Member of the Pennsylvania House of Representatives

Personal details
- Born: April 6, 1892 Philadelphia, PA, U.S.
- Died: June 1971 (age 79)
- Party: Democratic
- Education: Drexel Institute, Pennsylvania State College of Optometry

Military service
- Allegiance: United States
- Branch/service: United States Army
- Battles/wars: World War I

= Leon Kolankiewicz =

American politician (1892–1971)

Leon Kolankiewicz (April 6, 1892 – June 1971) was a Democratic politician from Philadelphia.

Kolankiewicz was born in Philadelphia in 1892, the son of Polish immigrants Lawrence and Catherine Kolankiewicz. Kolankiewicz grew up in Philadelphia's Germantown neighborhood. He attended the Drexel Institute (now Drexel University) and the Pennsylvania State College of Optometry (now Salus University) en route to earning a doctorate in optometry. When the United States entered World War I in 1917, Kolankiewicz joined the United States Army, serving in the Machine Gun Company of the 315th Infantry. He was wounded in action, for which he received the Purple Heart.

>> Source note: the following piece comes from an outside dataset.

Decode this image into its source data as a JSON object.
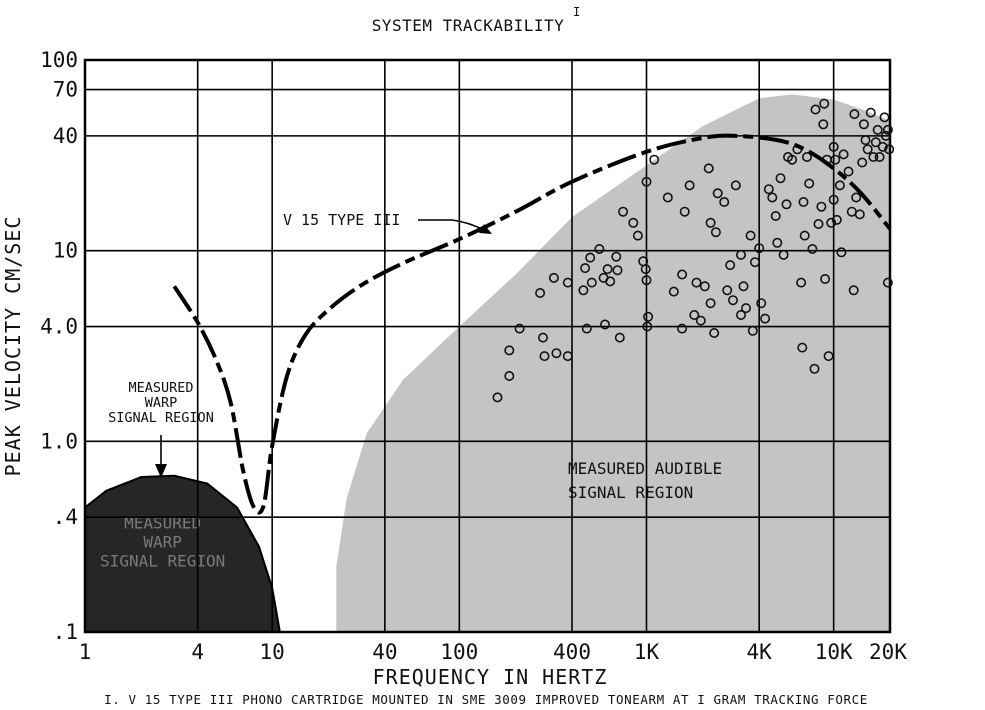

After the war, Kolankiewicz continued his work as an optometrist while becoming active in Philadelphia's Polish-American community. He was married in 1923 to Helen Lojewska, with whom he had four children. Kolankiewicz was appointed president of the Philadelphia chapter of American Relief for Poland in 1929, coordinating that group's efforts with those of international organizations helping to send money and supplies to the newly created Polish state.

In 1940, Kolankiewicz entered the political arena, winning election to the state House of Representatives as a Democrat. He won reelection in 1942 and 1944, but was defeated in 1946. In 1948, he regained his seat and held it until 1956. In that year, Kolankiewicz ran in a special election for one of seven at-large seats on the Philadelphia City Council, which had become vacant after the resignation of John F. Byrne Sr. He defeated Max Leon, his Republican opponent, easily. Kolankiewicz was the first Polish-American to serve on the City Council. In 1959, he won reelection to a full term on the council. He testified before a grand jury investigating graft in City Council in 1963, but was not charged. Kolankiewicz resigned as president of the Philadelphia chapter of American Relief for Poland in 1964 in order to better concentrate on his duties as a councilman. In 1967, he lost his bid for reelection to city council, and retired from public life. He died four years later, at the age of 79.